The charges include “spreading false information or harmful propaganda with intent to cause a hostile international opinion against the Rwandan government” and “formation of or joining a criminal association.”
On June 17, the court summoned Ingabire to appear on June 19 because she had been cited during the trial. After she was questioned in court about the accused and their statements, the three-judge panel, allegedly unsatisfied, ordered the prosecutor to investigate Ingabire directly and ordered for her to be detained.
Social protests and mobilizations offer people the opportunity to communicate legitimate complaints and grievances to the authorities in a nonviolent way. Governments have a responsibility to create a safe and enabling environment for individuals and groups to exercise their rights to freedom of peaceful assembly, of expression, and of association, Human Rights Watch said.

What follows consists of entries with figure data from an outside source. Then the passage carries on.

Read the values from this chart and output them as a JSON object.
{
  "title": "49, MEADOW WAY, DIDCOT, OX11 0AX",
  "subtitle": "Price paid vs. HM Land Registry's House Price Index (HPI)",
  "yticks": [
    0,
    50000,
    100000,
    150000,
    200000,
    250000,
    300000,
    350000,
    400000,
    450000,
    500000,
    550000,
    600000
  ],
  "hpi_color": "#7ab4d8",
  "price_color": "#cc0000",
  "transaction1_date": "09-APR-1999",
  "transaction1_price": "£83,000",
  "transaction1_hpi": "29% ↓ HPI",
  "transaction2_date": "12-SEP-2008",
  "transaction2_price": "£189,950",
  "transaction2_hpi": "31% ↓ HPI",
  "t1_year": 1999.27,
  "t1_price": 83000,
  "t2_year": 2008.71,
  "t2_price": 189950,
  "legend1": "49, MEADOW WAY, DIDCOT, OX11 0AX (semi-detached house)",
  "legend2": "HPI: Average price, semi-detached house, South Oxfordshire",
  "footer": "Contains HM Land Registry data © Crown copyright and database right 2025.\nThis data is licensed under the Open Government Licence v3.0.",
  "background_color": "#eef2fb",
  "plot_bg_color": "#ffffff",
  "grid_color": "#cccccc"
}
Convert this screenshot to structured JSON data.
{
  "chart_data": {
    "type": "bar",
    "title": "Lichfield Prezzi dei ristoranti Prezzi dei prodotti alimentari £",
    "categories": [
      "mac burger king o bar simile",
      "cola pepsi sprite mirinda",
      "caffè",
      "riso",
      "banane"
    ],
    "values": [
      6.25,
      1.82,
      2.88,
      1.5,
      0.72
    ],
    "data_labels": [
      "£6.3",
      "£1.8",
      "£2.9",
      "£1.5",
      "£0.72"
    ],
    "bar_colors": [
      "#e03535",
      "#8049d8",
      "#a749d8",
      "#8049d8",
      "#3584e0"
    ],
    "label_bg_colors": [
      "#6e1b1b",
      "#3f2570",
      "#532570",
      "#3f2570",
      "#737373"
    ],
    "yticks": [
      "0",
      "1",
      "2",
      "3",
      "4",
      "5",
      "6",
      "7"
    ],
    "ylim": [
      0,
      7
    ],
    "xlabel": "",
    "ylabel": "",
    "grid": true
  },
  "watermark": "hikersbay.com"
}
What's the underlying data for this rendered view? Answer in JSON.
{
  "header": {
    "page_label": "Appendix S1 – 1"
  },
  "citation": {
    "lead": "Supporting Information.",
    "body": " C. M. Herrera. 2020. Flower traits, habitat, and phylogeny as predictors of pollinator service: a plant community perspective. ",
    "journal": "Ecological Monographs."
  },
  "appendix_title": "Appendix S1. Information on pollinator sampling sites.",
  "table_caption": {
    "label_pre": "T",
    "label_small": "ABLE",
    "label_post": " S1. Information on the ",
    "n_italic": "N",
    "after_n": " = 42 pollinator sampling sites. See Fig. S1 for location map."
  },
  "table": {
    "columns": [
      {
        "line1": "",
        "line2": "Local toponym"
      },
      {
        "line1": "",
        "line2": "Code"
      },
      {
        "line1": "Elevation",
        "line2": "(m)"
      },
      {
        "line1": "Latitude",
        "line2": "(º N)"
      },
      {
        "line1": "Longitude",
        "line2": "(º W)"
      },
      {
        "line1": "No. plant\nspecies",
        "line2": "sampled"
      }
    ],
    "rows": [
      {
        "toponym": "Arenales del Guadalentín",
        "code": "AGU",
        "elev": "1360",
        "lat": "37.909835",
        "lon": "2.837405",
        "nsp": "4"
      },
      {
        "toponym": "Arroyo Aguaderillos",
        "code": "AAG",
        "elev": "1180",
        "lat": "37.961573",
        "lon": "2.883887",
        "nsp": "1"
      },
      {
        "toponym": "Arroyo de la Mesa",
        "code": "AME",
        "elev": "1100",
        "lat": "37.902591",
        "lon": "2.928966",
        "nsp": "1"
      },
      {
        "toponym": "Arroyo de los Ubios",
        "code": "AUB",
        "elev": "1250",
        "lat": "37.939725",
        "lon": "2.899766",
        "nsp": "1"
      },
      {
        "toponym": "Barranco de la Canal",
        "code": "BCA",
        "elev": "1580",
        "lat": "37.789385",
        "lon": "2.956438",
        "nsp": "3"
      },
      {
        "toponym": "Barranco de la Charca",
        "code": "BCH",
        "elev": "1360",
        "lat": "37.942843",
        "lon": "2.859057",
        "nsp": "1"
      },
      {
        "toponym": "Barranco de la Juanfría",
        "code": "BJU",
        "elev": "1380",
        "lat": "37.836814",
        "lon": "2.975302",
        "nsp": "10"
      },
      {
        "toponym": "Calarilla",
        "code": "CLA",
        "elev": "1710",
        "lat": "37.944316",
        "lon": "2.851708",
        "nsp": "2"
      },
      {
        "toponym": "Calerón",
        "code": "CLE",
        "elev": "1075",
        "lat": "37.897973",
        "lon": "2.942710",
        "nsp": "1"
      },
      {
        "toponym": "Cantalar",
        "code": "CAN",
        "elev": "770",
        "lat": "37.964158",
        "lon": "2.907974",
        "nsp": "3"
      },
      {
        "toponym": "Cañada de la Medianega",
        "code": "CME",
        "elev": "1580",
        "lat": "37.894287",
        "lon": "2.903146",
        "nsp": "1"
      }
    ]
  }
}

The ruling Rwandan Patriotic Front tightly controls the country’s political space through a combination of legal restrictions, surveillance, and intimidation of opposition figures and independent voices. Critics often face harassment, imprisonment, or exile. In recent years some political detainees have died in unclear circumstances. Civil society and media operate under heavy constraints, with red lines around criticism of the government or security forces or straying from official talking points about the genocide.
Ingabire’s rearrest comes as Rwanda faces heightened international scrutiny over military support to the M23 rebel group in eastern Congo, accusations that have led to suspended Western aid and sanctions by the United States and European Union.
“It is beyond troubling that Rwandan authorities consider a training on how to peacefully resist authoritarianism as the formation of a criminal group and fomenting unrest,” Mudge said. “Instead of detaining the opposition members and putting them on trial, the government should open the country’s democratic space to much needed political discourse.”